Também poderia ser ainda mais do mesmo: escritores que vivem em Nova York, uma cidade saturada de ficção, dão aula de literatura, atravessam períodos de turbulência criativa e amorosa e têm muito a nos ensinar. Lerner ameniza os clichês ao baixar a bola com uma escrita bem-humorada, de leveza hipocondríaca.
Atravessamos uma fase de pouca imaginação e muita falação de si. Lerner não abandona o eu. Entretanto, está de olho no outro que se relaciona aos detalhes do eu. Divide o tempo e a autoria de um pequeno livro com Roberto, filho de migrantes latinos; é o único a se preocupar com o estagiário que quase tem uma overdose.

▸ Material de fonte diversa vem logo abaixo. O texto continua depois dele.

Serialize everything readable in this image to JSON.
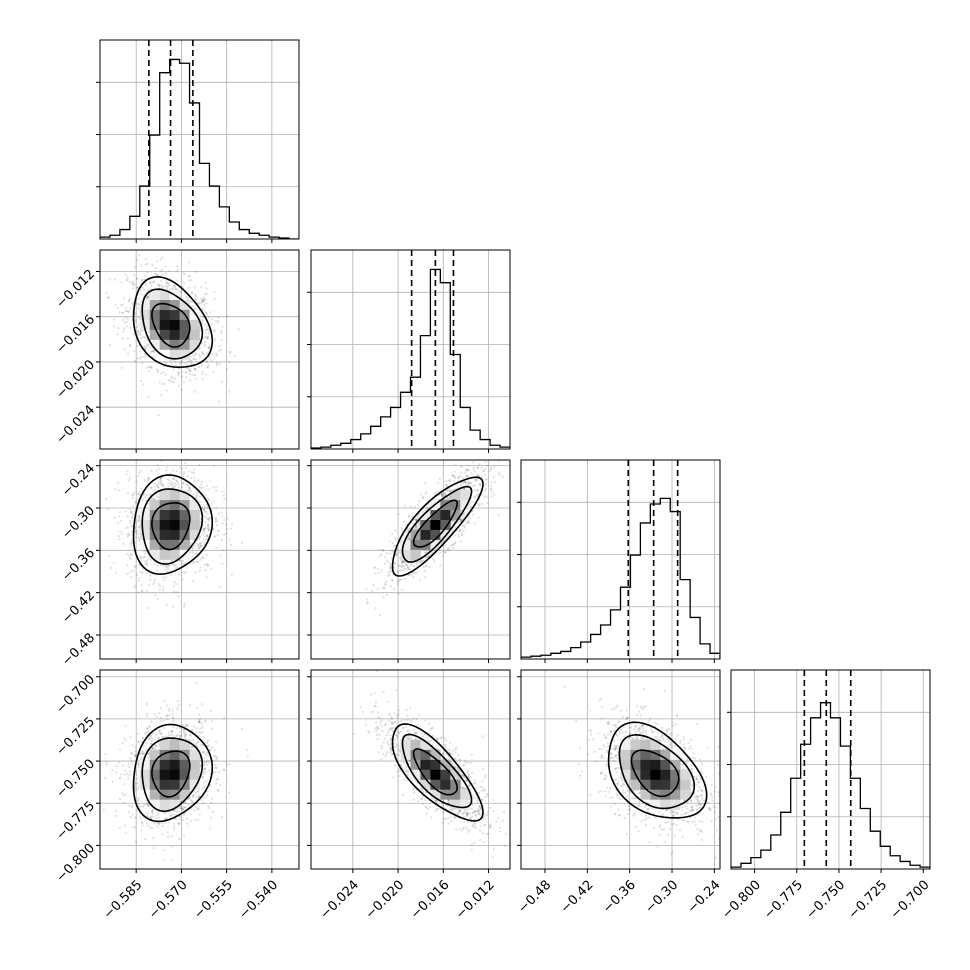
{
  "chart_data": {
    "type": "corner",
    "params": [
      {
        "name": "",
        "ticks": [
          "−0.585",
          "−0.570",
          "−0.555",
          "−0.540"
        ],
        "tick_values": [
          -0.585,
          -0.57,
          -0.555,
          -0.54
        ],
        "range": [
          -0.597,
          -0.531
        ],
        "quantiles": [
          -0.5808,
          -0.5736,
          -0.5662
        ],
        "mean": -0.5735,
        "sd": 0.0062
      },
      {
        "name": "",
        "ticks": [
          "−0.012",
          "−0.016",
          "−0.020",
          "−0.024"
        ],
        "tick_values": [
          -0.012,
          -0.016,
          -0.02,
          -0.024
        ],
        "range": [
          -0.0277,
          -0.0101
        ],
        "quantiles": [
          -0.0188,
          -0.0167,
          -0.0151
        ],
        "mean": -0.0167,
        "sd": 0.0019
      },
      {
        "name": "",
        "ticks": [
          "−0.24",
          "−0.30",
          "−0.36",
          "−0.42",
          "−0.48"
        ],
        "tick_values": [
          -0.24,
          -0.3,
          -0.36,
          -0.42,
          -0.48
        ],
        "range": [
          -0.514,
          -0.232
        ],
        "quantiles": [
          -0.362,
          -0.326,
          -0.292
        ],
        "mean": -0.324,
        "sd": 0.033
      },
      {
        "name": "",
        "ticks": [
          "−0.800",
          "−0.775",
          "−0.750",
          "−0.725",
          "−0.700"
        ],
        "tick_values": [
          -0.8,
          -0.775,
          -0.75,
          -0.725,
          -0.7
        ],
        "range": [
          -0.814,
          -0.696
        ],
        "quantiles": [
          -0.7705,
          -0.7575,
          -0.743
        ],
        "mean": -0.757,
        "sd": 0.0135
      }
    ],
    "histograms": [
      [
        1,
        2,
        5,
        12,
        28,
        55,
        88,
        95,
        93,
        72,
        40,
        28,
        17,
        9,
        5,
        3,
        2,
        1,
        0.5,
        0
      ],
      [
        0.5,
        1,
        2,
        3,
        5,
        8,
        12,
        17,
        22,
        30,
        38,
        60,
        95,
        88,
        50,
        22,
        10,
        5,
        2,
        1
      ],
      [
        1,
        1.5,
        2,
        3,
        4,
        6,
        9,
        13,
        18,
        26,
        38,
        55,
        72,
        82,
        85,
        78,
        42,
        22,
        8,
        3
      ],
      [
        1,
        3,
        6,
        10,
        18,
        30,
        48,
        66,
        80,
        88,
        80,
        65,
        48,
        32,
        20,
        12,
        7,
        4,
        2,
        1
      ]
    ],
    "correlations": {
      "1-0": -0.3,
      "2-0": 0.1,
      "2-1": 0.82,
      "3-0": 0.15,
      "3-1": -0.75,
      "3-2": -0.4
    },
    "hist_ylim": [
      0,
      100
    ],
    "grid": true
  }
}
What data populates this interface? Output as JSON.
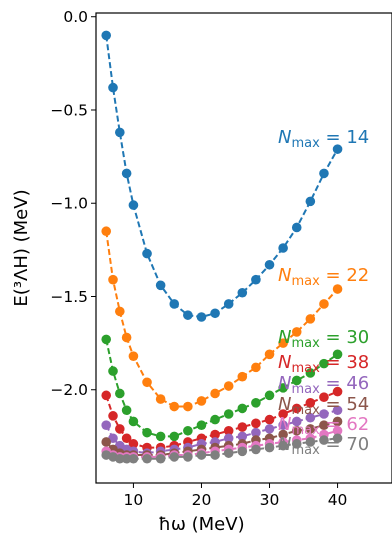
{
  "chart_data": {
    "type": "line",
    "title": "",
    "xlabel": "ħω (MeV)",
    "ylabel": "E(³ΛH) (MeV)",
    "xlim": [
      4.5,
      48
    ],
    "ylim": [
      -2.5,
      0.02
    ],
    "x_ticks": [
      10,
      20,
      30,
      40
    ],
    "x_tick_labels": [
      "10",
      "20",
      "30",
      "40"
    ],
    "y_ticks": [
      0.0,
      -0.5,
      -1.0,
      -1.5,
      -2.0
    ],
    "y_tick_labels": [
      "0.0",
      "−0.5",
      "−1.0",
      "−1.5",
      "−2.0"
    ],
    "grid": false,
    "legend": "inline labels at right end of each series",
    "x": [
      6,
      7,
      8,
      9,
      10,
      12,
      14,
      16,
      18,
      20,
      22,
      24,
      26,
      28,
      30,
      32,
      34,
      36,
      38,
      40
    ],
    "series": [
      {
        "name": "N_max = 14",
        "label_main": "N",
        "label_sub": "max",
        "label_rest": " = 14",
        "color": "#1f77b4",
        "line": "dashed",
        "values": [
          -0.1,
          -0.38,
          -0.62,
          -0.84,
          -1.01,
          -1.27,
          -1.44,
          -1.54,
          -1.6,
          -1.61,
          -1.59,
          -1.54,
          -1.48,
          -1.41,
          -1.33,
          -1.24,
          -1.13,
          -0.99,
          -0.84,
          -0.71
        ]
      },
      {
        "name": "N_max = 22",
        "label_main": "N",
        "label_sub": "max",
        "label_rest": " = 22",
        "color": "#ff7f0e",
        "line": "dashed",
        "values": [
          -1.15,
          -1.41,
          -1.58,
          -1.72,
          -1.82,
          -1.96,
          -2.05,
          -2.09,
          -2.09,
          -2.06,
          -2.02,
          -1.98,
          -1.93,
          -1.88,
          -1.81,
          -1.75,
          -1.69,
          -1.62,
          -1.54,
          -1.46
        ]
      },
      {
        "name": "N_max = 30",
        "label_main": "N",
        "label_sub": "max",
        "label_rest": " = 30",
        "color": "#2ca02c",
        "line": "dashed",
        "values": [
          -1.73,
          -1.9,
          -2.02,
          -2.11,
          -2.17,
          -2.23,
          -2.25,
          -2.25,
          -2.22,
          -2.19,
          -2.16,
          -2.13,
          -2.1,
          -2.07,
          -2.03,
          -1.99,
          -1.95,
          -1.91,
          -1.86,
          -1.81
        ]
      },
      {
        "name": "N_max = 38",
        "label_main": "N",
        "label_sub": "max",
        "label_rest": " = 38",
        "color": "#d62728",
        "line": "dashed",
        "values": [
          -2.03,
          -2.14,
          -2.21,
          -2.26,
          -2.29,
          -2.31,
          -2.31,
          -2.3,
          -2.28,
          -2.26,
          -2.24,
          -2.22,
          -2.2,
          -2.18,
          -2.16,
          -2.13,
          -2.1,
          -2.07,
          -2.04,
          -2.01
        ]
      },
      {
        "name": "N_max = 46",
        "label_main": "N",
        "label_sub": "max",
        "label_rest": " = 46",
        "color": "#9467bd",
        "line": "dashed",
        "values": [
          -2.19,
          -2.26,
          -2.3,
          -2.32,
          -2.33,
          -2.34,
          -2.33,
          -2.32,
          -2.31,
          -2.29,
          -2.28,
          -2.26,
          -2.25,
          -2.23,
          -2.21,
          -2.19,
          -2.17,
          -2.15,
          -2.13,
          -2.11
        ]
      },
      {
        "name": "N_max = 54",
        "label_main": "N",
        "label_sub": "max",
        "label_rest": " = 54",
        "color": "#8c564b",
        "line": "dashed",
        "values": [
          -2.28,
          -2.32,
          -2.34,
          -2.35,
          -2.35,
          -2.35,
          -2.35,
          -2.34,
          -2.33,
          -2.32,
          -2.31,
          -2.3,
          -2.29,
          -2.27,
          -2.26,
          -2.24,
          -2.22,
          -2.21,
          -2.19,
          -2.17
        ]
      },
      {
        "name": "N_max = 62",
        "label_main": "N",
        "label_sub": "max",
        "label_rest": " = 62",
        "color": "#e377c2",
        "line": "dashed",
        "values": [
          -2.33,
          -2.35,
          -2.36,
          -2.36,
          -2.36,
          -2.36,
          -2.36,
          -2.35,
          -2.35,
          -2.34,
          -2.33,
          -2.32,
          -2.31,
          -2.3,
          -2.29,
          -2.28,
          -2.27,
          -2.26,
          -2.24,
          -2.22
        ]
      },
      {
        "name": "N_max = 70",
        "label_main": "N",
        "label_sub": "max",
        "label_rest": " = 70",
        "color": "#7f7f7f",
        "line": "dashed",
        "values": [
          -2.35,
          -2.36,
          -2.37,
          -2.37,
          -2.37,
          -2.37,
          -2.37,
          -2.36,
          -2.36,
          -2.35,
          -2.35,
          -2.34,
          -2.33,
          -2.32,
          -2.31,
          -2.3,
          -2.29,
          -2.28,
          -2.27,
          -2.26
        ]
      }
    ]
  }
}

E mais: topa fazer a inseminação artificial que a melhor amiga lhe pede; lança um olhar compreensivo para a namorada que recupera o valor estético de obras destruídas; escolhe o poema para ser lido ao amigo intelectual no leito de morte. 10:04 é um romance sobre doação, texto generoso que se entrega por completo. Na moral.
A salvação possível, nos diz Lerner, vem da poesia na identidade de cada um de nós. Vejam como observa a namorada que escuta o que o narrador conta: “Alex expressava a intensidade de sua atenção não tocando na sua água. Tinha a capacidade de ficar tão quieta que aquilo era uma forma de elegância.”
À maneira de W.G. Sebald, Ben Lerner traz imagens para dentro do texto. Frames, quadros, fotos. São poucas mas cumprem a função de disparar a atenção para a tensão do instante. Ao modo ensaístico de Walter Benjamin, o autor mira o Angelus Novus de Paul Klee, de olho no pesadelo histórico para encarar presente e futuro.
Pode-se criticar a idealização humanitária nas ideias de Lerner, solidariedade que inexiste na prática. Essa perspectiva utópica, com algo do pensamento filosófico de Richard Rorty e seu “liberal ironista”, essa distância da realidade tem sido bastante prejudicial para a compreensão da vida cotidiana.
Na literatura em questão e tendo em vista o momento mundial que vivemos, não faz mal, contudo, imaginar contrapontos na tentativa de repensar radicalismos, quebrar unidades impenetráveis, viver com mais comunhão. O mundo pode ser melhor no futuro. Que Marty McFly venha nos salvar de nós mesmos. Na hora precisa.